Baby Cashmerino 2, by Debbie Bliss) and enough yarn for a particular project out of that book. In this case it was three balls of cream and three balls of coral-pink Debbie Bliss Baby Cashmerino yarn (Merino, microfiber, cashmere blend). And this stuff is just dreamy to touch.
I had knit up my practice-socks from Cat Bordhi's New Pathways for Sock Knitters using a ball of periwinkle-colored Baby Cashmerino I had picked up on sale, so I knew it was lovely and fun to use. I also want to knit a couple of sweaters for myself, but I'm leery of starting one while I'm still loosing weight. A baby sweater seemed like a fun place to start, and the price was right for the kit.

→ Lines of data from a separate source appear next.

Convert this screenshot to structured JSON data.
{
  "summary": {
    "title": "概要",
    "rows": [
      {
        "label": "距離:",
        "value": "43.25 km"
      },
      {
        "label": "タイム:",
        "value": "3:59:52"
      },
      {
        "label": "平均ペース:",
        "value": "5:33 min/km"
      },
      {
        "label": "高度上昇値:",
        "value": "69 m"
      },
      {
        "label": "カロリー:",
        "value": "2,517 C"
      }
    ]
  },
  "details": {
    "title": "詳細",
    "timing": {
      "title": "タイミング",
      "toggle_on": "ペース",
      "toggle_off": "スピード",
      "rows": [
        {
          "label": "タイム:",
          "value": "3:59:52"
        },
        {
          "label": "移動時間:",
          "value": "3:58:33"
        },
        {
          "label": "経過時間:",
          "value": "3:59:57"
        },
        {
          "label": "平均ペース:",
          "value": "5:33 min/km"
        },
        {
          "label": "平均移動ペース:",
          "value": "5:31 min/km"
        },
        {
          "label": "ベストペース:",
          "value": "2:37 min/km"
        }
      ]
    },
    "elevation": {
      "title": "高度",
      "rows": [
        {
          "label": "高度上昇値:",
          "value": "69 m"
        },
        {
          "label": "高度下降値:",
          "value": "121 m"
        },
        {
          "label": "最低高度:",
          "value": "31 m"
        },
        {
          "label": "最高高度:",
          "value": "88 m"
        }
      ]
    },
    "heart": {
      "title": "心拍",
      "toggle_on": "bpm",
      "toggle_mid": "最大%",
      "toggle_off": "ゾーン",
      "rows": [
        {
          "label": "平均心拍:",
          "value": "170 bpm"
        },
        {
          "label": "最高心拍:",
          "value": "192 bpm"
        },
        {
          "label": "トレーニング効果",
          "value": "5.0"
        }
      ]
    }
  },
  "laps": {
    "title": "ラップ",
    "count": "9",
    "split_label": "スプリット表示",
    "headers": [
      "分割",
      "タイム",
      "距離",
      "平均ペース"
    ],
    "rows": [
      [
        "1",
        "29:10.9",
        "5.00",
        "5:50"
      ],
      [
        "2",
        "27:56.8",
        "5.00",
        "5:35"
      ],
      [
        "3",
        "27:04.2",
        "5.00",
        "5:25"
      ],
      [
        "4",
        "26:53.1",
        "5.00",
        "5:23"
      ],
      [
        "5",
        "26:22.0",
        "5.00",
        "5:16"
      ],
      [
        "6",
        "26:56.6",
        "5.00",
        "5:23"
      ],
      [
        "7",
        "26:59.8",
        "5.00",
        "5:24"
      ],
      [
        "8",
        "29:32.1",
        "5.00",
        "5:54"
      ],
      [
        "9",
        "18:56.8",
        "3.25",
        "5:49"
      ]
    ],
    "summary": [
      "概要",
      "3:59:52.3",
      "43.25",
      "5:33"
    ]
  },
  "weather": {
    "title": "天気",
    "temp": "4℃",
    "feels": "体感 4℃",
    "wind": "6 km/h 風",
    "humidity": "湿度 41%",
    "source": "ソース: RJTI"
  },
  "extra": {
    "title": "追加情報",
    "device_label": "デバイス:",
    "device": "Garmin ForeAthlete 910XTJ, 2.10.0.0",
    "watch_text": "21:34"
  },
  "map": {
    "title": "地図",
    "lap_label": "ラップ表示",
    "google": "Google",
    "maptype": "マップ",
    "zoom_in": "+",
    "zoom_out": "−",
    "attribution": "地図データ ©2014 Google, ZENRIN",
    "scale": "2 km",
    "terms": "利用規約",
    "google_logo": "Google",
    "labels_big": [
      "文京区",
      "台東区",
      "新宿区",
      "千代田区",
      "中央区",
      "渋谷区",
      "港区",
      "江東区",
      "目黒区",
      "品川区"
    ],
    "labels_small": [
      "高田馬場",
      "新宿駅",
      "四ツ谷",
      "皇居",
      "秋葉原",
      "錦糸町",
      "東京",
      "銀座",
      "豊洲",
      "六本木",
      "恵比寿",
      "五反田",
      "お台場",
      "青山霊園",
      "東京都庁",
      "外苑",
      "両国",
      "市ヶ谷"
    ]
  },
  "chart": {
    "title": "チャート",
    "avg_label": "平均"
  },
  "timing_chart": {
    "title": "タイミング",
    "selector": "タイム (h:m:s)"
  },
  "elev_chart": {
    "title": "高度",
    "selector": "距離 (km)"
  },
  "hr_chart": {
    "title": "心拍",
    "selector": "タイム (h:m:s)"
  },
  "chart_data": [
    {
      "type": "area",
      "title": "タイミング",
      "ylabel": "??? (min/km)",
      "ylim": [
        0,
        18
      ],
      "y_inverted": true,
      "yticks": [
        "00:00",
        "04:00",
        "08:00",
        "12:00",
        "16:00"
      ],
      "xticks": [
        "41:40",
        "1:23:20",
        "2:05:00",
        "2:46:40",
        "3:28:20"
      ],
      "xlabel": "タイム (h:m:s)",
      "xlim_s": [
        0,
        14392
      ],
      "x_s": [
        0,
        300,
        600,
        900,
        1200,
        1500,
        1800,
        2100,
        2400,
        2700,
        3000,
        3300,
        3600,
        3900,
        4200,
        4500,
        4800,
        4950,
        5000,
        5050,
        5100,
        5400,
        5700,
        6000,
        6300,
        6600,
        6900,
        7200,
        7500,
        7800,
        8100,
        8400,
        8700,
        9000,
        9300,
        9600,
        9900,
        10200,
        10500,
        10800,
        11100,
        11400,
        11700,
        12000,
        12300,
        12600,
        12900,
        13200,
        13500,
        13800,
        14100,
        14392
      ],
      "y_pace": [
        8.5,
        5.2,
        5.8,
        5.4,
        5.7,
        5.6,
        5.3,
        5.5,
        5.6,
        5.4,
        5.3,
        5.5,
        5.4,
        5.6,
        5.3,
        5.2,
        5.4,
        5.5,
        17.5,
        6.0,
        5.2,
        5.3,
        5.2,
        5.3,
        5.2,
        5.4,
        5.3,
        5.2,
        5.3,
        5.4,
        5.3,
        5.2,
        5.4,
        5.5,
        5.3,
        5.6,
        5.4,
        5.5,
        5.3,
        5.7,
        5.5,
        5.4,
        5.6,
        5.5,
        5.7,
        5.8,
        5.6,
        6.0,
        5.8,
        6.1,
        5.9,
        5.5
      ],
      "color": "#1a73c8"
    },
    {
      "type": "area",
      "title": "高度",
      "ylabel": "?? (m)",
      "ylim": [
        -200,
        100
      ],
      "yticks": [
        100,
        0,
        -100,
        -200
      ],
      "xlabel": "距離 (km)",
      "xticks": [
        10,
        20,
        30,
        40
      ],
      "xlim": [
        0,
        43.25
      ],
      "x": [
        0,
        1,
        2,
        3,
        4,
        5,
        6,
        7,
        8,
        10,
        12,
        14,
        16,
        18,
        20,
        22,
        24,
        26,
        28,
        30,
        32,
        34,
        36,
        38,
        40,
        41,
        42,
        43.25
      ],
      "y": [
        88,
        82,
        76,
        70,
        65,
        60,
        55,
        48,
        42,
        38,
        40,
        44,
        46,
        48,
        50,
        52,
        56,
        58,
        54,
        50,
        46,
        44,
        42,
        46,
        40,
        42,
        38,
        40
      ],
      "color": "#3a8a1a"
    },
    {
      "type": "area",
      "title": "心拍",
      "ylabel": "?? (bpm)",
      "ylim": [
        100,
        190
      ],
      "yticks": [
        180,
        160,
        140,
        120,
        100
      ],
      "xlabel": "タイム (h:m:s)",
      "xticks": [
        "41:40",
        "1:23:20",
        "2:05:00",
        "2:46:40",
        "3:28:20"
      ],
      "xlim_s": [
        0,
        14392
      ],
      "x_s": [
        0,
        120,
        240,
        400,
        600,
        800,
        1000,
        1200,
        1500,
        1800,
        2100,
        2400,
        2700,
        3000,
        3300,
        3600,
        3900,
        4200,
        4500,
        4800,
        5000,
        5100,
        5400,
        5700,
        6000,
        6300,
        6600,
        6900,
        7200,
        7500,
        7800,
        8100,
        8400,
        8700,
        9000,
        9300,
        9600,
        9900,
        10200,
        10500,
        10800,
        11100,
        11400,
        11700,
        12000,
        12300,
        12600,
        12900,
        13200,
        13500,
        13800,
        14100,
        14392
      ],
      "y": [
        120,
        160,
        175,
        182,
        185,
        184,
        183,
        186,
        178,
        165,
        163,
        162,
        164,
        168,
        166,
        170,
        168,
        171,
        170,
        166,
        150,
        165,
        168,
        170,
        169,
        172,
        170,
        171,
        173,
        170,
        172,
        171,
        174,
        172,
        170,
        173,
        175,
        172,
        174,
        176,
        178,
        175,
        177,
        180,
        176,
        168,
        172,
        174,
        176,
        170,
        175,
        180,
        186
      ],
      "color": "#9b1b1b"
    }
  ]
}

This let me slide the whole thing across my circular needle and start again with the right-side-facing on the second row. This is important because on the second row, you switch to the main color and knit five rows. If you don't get tricky like I did, your two ends of yarn are on opposite sides and you'll have to cut the CC to start the next row. Instead I was able to bring the CC up the side and just begin knitting the stripes.
The back, left front, right front, and sleeves are knit separately and then joined together with mattress stitch. I was pretty pleased that I wove in ends and blocked as I went along. Basically each day I knit one section, wove in ends as I went along wherever possible, and then soaked it through and stretched it out to block overnight. I ended up with a towel filled with pinned-out pieces all ready to be put together.
Once the front and back are joined at the shoulders, you pick up the appropriate number of stitches and knit the collar and button-band, then set in the sleeves. The "appropriate number" of stitches is a pain in the rear to spread out evenly across the front of the work. I resorted to math and a spread-sheet to plot out when I needed to skip a row in picking up stitches to make it all match up evenly. Then I had to DO it and that involved pulling out picked up stitches a few times until I got everything even.
I moved the button holes up two stitches from the bottom because it felt like the lowest one fell awfully close to the edge of the work. We'll see how that works out over time.
I got done just under the deadline to finish things for the Ravelympics. My post is up, and my Olympic knitting is done! Now back to our scheduled projects for the year!